29/10/2014 - 12:55

Por: TRE MT

Coligações são multadas em R$ 30 mil por jogar propaganda eleitoral nas ruas


 
   O Pleno do Tribunal Regional Eleitoral de Mato Grosso determinou, na sessão ordinária realizada nesta terça-feira (28.10),  a aplicação de multa de R$ 30 mil para cada Coligação que não tenha comprovado cumprimento à decisão proferida pela juíza Ana Cristina Silva Mendes no dia 05.10 (primeiro turno das Eleições de 2014), na qual a magistrada notificava  todas as Coligações de Cuiabá e Várzea Grande para que retirassem, no prazo de uma hora, os materiais de propaganda eleitoral referentes aos seus candidatos que haviam sido jogados nas ruas situadas próximas aos locais de votação.

   Entenda o caso:

   No dia 05/10 deste ano, data em que ocorria o 1º turno das Eleições/2014, o Ministério Público Eleitoral interpôs, no TRE, Representação Eleitoral contra todas as Coligações de Cuiabá e Várzea Grande, sob o argumento que as mesmas haviam jogado material de propaganda eleitoral (folhetos/volantes/folders/santinhos/panfletos e etc) de seus candidatos, nas ruas situadas próximas aos locais de votação.

   Ao julgar a Representação, a magistrada Ana Cristina da Silva Mendes determinou, em medida liminar, que as Coligações fossem notificadas para retirar a referida propaganda eleitoral de seus candidatos, no prazo de 01 hora, a contar da notificação, sob pena de multa no valor de 5 mil reais por hora de descumprimento.

   Inconformados com a decisão, as Coligações “Viva Mato Grosso” e “Amor a nossa gente” interpuseram, no TRE, Agravo Regimental solicitando que o Pleno reconsiderasse a medida liminar.

   Em sede de defesa, a Coligação “Viva Mato Grosso” alegou que desconhecia quais eram os locais onde o suposto ilícito foi praticado e que a decisão liminar não os especificava, desta forma, seria necessário percorrer os bairros de Cuiabá e Várzea Grande, o que não seria possível no prazo de 1 hora.

   Já a Coligação “Amor a nossa gente”, afirmou que efetuou o recolhimento do material – sem no entanto, juntar prova dessa alegação. Ambas as coligações alegaram que a decisão violou o princípio da razoabilidade e proporcionalidade.

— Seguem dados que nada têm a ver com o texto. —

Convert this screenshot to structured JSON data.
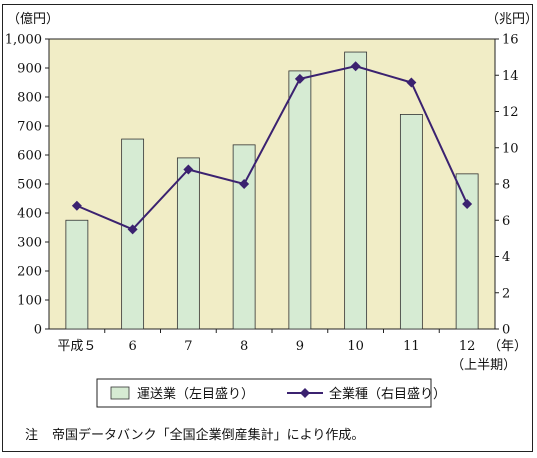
{
  "chart_data": {
    "type": "bar+line",
    "categories": [
      "平成５",
      "6",
      "7",
      "8",
      "9",
      "10",
      "11",
      "12"
    ],
    "x_unit": "（年）",
    "x_sub_label": "（上半期）",
    "left_axis": {
      "unit": "（億円）",
      "ylim": [
        0,
        1000
      ],
      "ticks": [
        "0",
        "100",
        "200",
        "300",
        "400",
        "500",
        "600",
        "700",
        "800",
        "900",
        "1,000"
      ]
    },
    "right_axis": {
      "unit": "（兆円）",
      "ylim": [
        0,
        16
      ],
      "ticks": [
        "0",
        "2",
        "4",
        "6",
        "8",
        "10",
        "12",
        "14",
        "16"
      ]
    },
    "series": [
      {
        "name": "運送業（左目盛り）",
        "kind": "bar",
        "axis": "left",
        "values": [
          375,
          655,
          590,
          635,
          890,
          955,
          740,
          535
        ],
        "color": "#d6ebd3"
      },
      {
        "name": "全業種（右目盛り）",
        "kind": "line",
        "axis": "right",
        "values": [
          6.8,
          5.5,
          8.8,
          8.0,
          13.8,
          14.5,
          13.6,
          6.9
        ],
        "color": "#3b2270"
      }
    ],
    "plot_background": "#f1edc6",
    "legend_position": "bottom"
  },
  "note": {
    "mark": "注",
    "text": "帝国データバンク「全国企業倒産集計」により作成。"
  }
}
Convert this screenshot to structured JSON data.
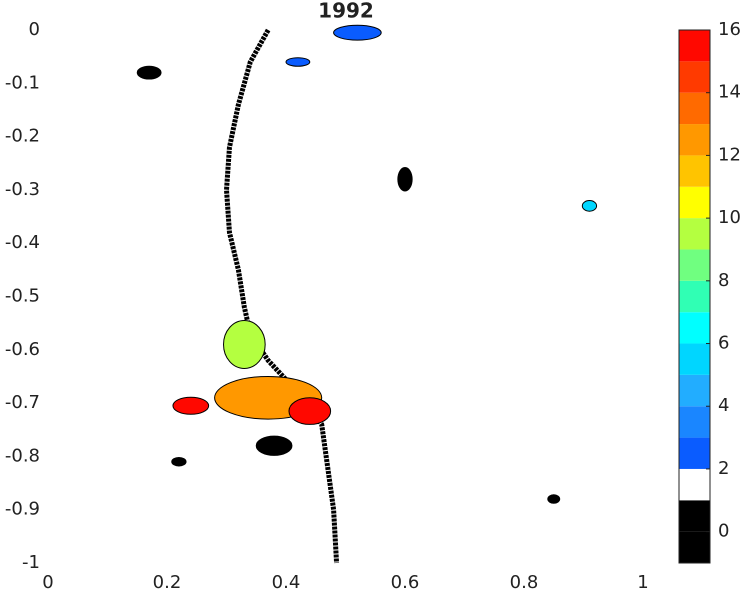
{
  "chart_data": {
    "type": "map",
    "title": "1992",
    "xlim": [
      0,
      1
    ],
    "ylim": [
      -1,
      0
    ],
    "xticks": [
      0,
      0.2,
      0.4,
      0.6,
      0.8,
      1
    ],
    "yticks": [
      0,
      -0.1,
      -0.2,
      -0.3,
      -0.4,
      -0.5,
      -0.6,
      -0.7,
      -0.8,
      -0.9,
      -1
    ],
    "colorbar": {
      "clim": [
        -1,
        16
      ],
      "ticks": [
        0,
        2,
        4,
        6,
        8,
        10,
        12,
        14,
        16
      ],
      "colors": [
        "#000000",
        "#000000",
        "#ffffff",
        "#0a5cff",
        "#1a86ff",
        "#22adff",
        "#00d6ff",
        "#00ffff",
        "#30ffb4",
        "#70ff80",
        "#b4ff40",
        "#ffff00",
        "#ffc400",
        "#ff9800",
        "#ff6a00",
        "#ff3a00",
        "#ff0800"
      ]
    },
    "river": {
      "x": [
        0.37,
        0.34,
        0.32,
        0.305,
        0.3,
        0.305,
        0.32,
        0.33,
        0.34,
        0.37,
        0.42,
        0.46,
        0.47,
        0.48,
        0.485
      ],
      "y": [
        0,
        -0.06,
        -0.14,
        -0.22,
        -0.3,
        -0.38,
        -0.45,
        -0.52,
        -0.57,
        -0.62,
        -0.68,
        -0.74,
        -0.82,
        -0.9,
        -1
      ]
    },
    "regions": [
      {
        "x": 0.52,
        "y": -0.005,
        "rx": 0.04,
        "ry": 0.014,
        "value": 2.5
      },
      {
        "x": 0.42,
        "y": -0.06,
        "rx": 0.02,
        "ry": 0.008,
        "value": 2.5
      },
      {
        "x": 0.91,
        "y": -0.33,
        "rx": 0.012,
        "ry": 0.01,
        "value": 5.5
      },
      {
        "x": 0.33,
        "y": -0.59,
        "rx": 0.035,
        "ry": 0.045,
        "value": 9.5
      },
      {
        "x": 0.37,
        "y": -0.69,
        "rx": 0.09,
        "ry": 0.04,
        "value": 12.5
      },
      {
        "x": 0.44,
        "y": -0.715,
        "rx": 0.035,
        "ry": 0.025,
        "value": 15.5
      },
      {
        "x": 0.24,
        "y": -0.705,
        "rx": 0.03,
        "ry": 0.016,
        "value": 15.5
      },
      {
        "x": 0.17,
        "y": -0.08,
        "rx": 0.02,
        "ry": 0.012,
        "value": 0
      },
      {
        "x": 0.6,
        "y": -0.28,
        "rx": 0.012,
        "ry": 0.022,
        "value": 0
      },
      {
        "x": 0.38,
        "y": -0.78,
        "rx": 0.03,
        "ry": 0.018,
        "value": 0
      },
      {
        "x": 0.85,
        "y": -0.88,
        "rx": 0.01,
        "ry": 0.008,
        "value": 0
      },
      {
        "x": 0.22,
        "y": -0.81,
        "rx": 0.012,
        "ry": 0.008,
        "value": 0
      }
    ]
  }
}
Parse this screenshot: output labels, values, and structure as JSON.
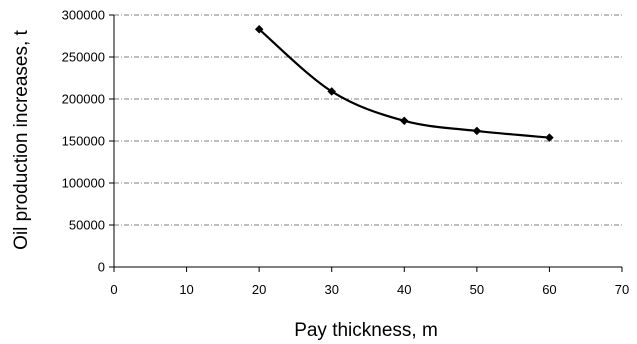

   Ao levar o Agravo para ser julgado pelo Pleno, a juíza Ana Cristina Silva Mendes explicou que, ao jogar material de propaganda de campanha nas ruas, as Coligações de Cuiabá e Várzea Grande violaram os termos da Campanha Cidade Limpa, a qual aderiram no dia 01 de outubro.

   “Eles foram convidados a aderirem a Campanha Cidade Limpa e o fizeram voluntariamente. Todas as Coligações se comprometeram a não jogar nas ruas material de propaganda eleitoral. Havia a obrigação de não serem harmônicos com atitudes detestáveis e que degradam o nosso meio ambiente”.

   Ainda de acordo com a magistrada, as Coligações firmaram compromisso de entregar no TRE, até as 22 horas do dia 04/10, as sobras de materiais de campanha para destinação ambientalmente correta.

   “Esse material era para ser entregue no TRE, a fim de serem doados e entidades de reciclagem e não serem jogados nas ruas da cidade. Portanto, contrapor-se ao fato de que em uma hora seria prazo insuficiente para realizar a limpeza da cidade não merece amparo, pois se entende que os representados tinham que antever e elidir tais fatos. Todos tinham total ciência de que poderiam ser responsabilizados pela conduta de se emporcalhar a cidade”.

   Em seu voto apreciado hoje, a magistrada destacou que o Agravo Regimental merecia provimento parcial, quanto à adequação da multa de 5 mil por hora de descumprimento.

   “Neste ponto, convém esclarecer que, no presente momento, realmente tornou-se incerto, inexequível e iliquidável referida multa, até mesmo porque já se passaram vários dias, e várias horas, havendo que se resguardar a particularidade da conduta de cada representado, de modo que, a atuação da Justiça Eleitoral deve ser justa e segura. Desta forma, entendo cabível deixar de aplicar a multa de 5 mil por hora de descumprimento, para determinar o valor de 30 mil reais fixo para cada Coligação que não tenha comprovado o cumprimento da medida liminar”, finalizou.